NO ESPERES QUE TE OLVIDE
¿Recuerdas cuando te quedabas a dormir
en la vieja casa de la Rue Saint Antoine? Apenas había amanecido y el sol del
verano al entrar por la ventana jugaba con pequeñas briznas de polvo. Nos quedábamos
mirándolas en silencio hasta que uno de los dos decidía levantarse para el
refrescante baño matutino. Tú me decías que eran pedazos de tu alma que vagaban
inquietas en busca de cariño. Me habría sonado cursi si una lágrima no hubiera
brotado de donde nace la amargura. Tus expresivos ojos verdes se
impregnaban de nostalgia. Sin saber muy bien a qué venía aquel comentario,
sonreí. También tú sonreíste cuando te abracé acariciando tu largo cabello
sedoso y claro, primero suave y después más fuerte. Permanecimos así
hasta que sonaba el aromático silbido de la cafetera. ¡Te gustaba tanto el
café!
Desayunábamos como si nada
ocurriese, como si el movimiento se hubiese llevado el polvo y todos nuestros
problemas. ¿Aquellos días por qué no sacaste a pasear tu amargura, tus dudas,
tus recelos?

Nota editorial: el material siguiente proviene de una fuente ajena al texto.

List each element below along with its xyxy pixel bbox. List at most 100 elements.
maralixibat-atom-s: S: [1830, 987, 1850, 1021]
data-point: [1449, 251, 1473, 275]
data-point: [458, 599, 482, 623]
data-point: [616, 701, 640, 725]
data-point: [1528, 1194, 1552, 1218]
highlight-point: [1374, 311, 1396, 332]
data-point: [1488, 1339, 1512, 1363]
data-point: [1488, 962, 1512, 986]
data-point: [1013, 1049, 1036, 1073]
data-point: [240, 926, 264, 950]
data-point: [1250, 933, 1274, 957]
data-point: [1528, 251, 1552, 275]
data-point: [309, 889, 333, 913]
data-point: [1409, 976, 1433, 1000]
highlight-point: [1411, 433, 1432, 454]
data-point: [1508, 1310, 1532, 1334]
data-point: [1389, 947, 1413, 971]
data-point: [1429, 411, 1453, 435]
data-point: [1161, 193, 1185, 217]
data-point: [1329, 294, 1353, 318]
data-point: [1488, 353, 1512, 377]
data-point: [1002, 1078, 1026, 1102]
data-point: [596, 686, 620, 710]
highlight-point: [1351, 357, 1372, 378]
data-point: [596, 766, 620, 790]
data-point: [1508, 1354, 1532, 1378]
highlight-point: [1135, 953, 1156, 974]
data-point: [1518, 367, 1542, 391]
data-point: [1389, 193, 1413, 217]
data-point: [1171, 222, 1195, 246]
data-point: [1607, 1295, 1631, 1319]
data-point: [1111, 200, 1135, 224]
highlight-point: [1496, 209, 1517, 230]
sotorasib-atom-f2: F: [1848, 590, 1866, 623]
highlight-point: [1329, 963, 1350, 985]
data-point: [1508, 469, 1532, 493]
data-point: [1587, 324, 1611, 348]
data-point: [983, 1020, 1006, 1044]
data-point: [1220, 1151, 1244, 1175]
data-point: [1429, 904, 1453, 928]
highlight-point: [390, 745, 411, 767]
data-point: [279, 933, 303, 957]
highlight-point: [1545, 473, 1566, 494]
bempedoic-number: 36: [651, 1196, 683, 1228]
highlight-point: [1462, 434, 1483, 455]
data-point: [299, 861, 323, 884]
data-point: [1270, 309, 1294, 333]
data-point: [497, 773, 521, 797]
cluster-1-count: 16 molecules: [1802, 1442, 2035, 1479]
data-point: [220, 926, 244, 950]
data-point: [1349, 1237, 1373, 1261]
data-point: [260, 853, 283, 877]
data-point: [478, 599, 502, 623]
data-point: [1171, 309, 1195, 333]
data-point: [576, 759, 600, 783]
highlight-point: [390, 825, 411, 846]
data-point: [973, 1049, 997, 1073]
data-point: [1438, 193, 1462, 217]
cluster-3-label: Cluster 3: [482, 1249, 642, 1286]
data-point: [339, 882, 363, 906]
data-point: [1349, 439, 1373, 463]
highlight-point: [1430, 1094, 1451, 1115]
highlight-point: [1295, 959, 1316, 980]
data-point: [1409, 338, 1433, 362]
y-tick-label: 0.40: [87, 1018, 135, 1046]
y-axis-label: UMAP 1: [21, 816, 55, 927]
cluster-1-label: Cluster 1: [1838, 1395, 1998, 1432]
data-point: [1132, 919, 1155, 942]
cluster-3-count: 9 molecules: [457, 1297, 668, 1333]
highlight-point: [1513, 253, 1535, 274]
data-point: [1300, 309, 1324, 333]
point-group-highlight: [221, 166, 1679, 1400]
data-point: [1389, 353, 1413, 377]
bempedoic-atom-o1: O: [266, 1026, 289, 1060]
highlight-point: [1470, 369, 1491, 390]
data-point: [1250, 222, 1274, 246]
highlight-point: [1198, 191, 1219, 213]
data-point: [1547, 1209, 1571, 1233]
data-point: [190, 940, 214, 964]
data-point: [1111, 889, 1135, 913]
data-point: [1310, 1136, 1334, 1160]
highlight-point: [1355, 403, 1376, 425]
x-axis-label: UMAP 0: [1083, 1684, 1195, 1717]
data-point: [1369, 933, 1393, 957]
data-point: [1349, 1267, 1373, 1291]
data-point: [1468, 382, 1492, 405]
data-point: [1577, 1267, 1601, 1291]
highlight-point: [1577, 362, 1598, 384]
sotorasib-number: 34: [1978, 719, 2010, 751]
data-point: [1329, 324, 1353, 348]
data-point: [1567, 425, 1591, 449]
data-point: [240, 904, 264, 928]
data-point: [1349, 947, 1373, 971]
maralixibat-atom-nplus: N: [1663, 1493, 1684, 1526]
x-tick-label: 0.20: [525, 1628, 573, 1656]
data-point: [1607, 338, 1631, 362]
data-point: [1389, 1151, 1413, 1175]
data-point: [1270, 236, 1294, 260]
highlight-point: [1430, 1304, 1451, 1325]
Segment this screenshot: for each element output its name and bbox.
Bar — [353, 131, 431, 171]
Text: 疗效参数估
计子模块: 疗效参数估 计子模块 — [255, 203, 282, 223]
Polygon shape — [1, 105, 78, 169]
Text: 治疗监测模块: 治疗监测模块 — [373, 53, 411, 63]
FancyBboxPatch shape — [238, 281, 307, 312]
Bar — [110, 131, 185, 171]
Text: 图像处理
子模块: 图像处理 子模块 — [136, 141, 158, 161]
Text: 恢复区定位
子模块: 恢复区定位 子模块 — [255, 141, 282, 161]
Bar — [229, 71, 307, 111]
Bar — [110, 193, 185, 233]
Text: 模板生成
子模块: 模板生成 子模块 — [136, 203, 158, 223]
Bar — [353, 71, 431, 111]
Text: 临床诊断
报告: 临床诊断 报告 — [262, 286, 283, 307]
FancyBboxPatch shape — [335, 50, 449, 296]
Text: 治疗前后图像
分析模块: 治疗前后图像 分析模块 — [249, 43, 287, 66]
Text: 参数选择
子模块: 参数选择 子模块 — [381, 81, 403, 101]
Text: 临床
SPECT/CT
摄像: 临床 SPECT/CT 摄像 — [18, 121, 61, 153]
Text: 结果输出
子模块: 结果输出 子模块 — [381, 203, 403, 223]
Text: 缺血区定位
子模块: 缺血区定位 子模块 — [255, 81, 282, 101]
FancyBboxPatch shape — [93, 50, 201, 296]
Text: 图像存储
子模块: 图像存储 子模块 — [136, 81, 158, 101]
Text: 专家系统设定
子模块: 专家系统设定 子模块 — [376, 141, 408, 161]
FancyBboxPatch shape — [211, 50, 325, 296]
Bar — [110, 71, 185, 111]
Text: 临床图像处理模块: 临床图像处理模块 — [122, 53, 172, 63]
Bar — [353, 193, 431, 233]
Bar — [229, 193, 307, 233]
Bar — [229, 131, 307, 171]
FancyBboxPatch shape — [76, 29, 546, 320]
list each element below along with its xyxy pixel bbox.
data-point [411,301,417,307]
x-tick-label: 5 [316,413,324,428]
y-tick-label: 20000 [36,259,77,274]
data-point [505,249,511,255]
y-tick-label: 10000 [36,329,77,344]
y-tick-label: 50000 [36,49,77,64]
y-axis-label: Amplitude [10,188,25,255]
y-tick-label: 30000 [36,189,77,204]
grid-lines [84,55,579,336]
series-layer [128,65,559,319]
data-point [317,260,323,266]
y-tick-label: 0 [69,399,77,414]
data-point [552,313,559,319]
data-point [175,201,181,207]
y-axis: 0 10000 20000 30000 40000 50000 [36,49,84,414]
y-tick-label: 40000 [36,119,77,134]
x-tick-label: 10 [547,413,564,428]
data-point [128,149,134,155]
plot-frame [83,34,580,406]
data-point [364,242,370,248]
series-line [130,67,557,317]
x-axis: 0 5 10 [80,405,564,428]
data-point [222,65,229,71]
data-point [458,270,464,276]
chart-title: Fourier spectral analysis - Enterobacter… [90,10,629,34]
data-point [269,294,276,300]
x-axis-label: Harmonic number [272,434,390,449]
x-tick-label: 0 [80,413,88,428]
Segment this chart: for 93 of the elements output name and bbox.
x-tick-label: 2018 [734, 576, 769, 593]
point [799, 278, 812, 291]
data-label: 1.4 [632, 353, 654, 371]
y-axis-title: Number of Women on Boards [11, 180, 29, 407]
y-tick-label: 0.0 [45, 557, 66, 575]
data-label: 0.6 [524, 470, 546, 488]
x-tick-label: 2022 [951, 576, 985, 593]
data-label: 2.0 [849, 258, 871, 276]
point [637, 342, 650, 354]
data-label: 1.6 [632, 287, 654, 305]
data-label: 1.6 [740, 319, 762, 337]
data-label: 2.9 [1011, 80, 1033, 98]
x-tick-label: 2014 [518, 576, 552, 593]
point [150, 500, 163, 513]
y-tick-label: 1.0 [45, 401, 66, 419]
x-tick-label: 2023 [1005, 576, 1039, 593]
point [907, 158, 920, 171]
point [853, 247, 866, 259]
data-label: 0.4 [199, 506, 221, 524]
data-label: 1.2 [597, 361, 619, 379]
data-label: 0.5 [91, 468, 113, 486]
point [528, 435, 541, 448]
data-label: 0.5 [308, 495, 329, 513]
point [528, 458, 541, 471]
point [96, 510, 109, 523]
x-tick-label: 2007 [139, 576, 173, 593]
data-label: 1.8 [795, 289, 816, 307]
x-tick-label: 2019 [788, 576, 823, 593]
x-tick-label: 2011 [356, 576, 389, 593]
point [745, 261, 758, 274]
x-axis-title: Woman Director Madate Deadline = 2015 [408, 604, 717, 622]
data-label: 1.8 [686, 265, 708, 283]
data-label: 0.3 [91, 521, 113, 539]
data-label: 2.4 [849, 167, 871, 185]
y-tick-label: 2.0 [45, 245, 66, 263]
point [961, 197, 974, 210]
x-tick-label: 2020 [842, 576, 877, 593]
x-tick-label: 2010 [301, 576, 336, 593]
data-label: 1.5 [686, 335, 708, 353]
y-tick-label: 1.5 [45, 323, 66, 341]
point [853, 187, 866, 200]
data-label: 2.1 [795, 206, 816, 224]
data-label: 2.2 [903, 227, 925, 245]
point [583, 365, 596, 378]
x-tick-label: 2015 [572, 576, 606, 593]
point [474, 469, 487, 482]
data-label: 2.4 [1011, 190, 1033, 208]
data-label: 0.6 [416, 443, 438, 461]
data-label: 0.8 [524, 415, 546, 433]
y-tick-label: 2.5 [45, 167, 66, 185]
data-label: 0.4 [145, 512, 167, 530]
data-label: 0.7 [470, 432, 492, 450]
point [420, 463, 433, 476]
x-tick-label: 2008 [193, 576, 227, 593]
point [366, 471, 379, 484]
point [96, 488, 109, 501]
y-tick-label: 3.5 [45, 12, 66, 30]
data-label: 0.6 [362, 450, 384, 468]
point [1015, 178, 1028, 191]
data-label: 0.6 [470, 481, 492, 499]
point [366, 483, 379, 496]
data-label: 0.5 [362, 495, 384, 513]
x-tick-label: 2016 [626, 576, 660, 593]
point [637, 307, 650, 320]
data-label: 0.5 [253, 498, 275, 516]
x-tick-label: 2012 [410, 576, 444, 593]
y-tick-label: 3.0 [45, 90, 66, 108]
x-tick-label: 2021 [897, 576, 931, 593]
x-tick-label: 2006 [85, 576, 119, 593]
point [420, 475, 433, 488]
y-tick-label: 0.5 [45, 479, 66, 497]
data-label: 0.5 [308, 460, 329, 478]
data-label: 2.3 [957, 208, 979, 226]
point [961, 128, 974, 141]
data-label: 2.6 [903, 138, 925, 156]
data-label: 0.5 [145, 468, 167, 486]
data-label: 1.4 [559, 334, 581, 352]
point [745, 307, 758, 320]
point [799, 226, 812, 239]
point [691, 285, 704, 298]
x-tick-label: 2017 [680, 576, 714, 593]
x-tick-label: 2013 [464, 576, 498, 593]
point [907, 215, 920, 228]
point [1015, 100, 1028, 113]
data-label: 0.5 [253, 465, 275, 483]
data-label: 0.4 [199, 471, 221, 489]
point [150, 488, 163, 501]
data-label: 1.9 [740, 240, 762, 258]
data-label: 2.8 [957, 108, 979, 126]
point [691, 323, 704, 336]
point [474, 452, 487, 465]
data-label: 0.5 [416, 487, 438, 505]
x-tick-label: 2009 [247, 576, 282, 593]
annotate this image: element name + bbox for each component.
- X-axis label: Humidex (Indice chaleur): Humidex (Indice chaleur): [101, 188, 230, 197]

Cómo cuándo discutíamos por tonterías y decidíamos que llevaríamos
días sin hablarnos y te ibas a donde fuera. Andábamos y andábamos por
aquel barrio bohemio, por la concurrida Rue Saint Paul Ouest de Montreal… y no
regresabas hasta que, de “acuerdo mutuo”, todo lo que pensábamos y sentíamos
había salido a pasear con nosotros. “Acuerdo mutuo”, siempre intercalabas algún
tecnicismo legal para recordarme que eras parte de la abogacía y ella de ti.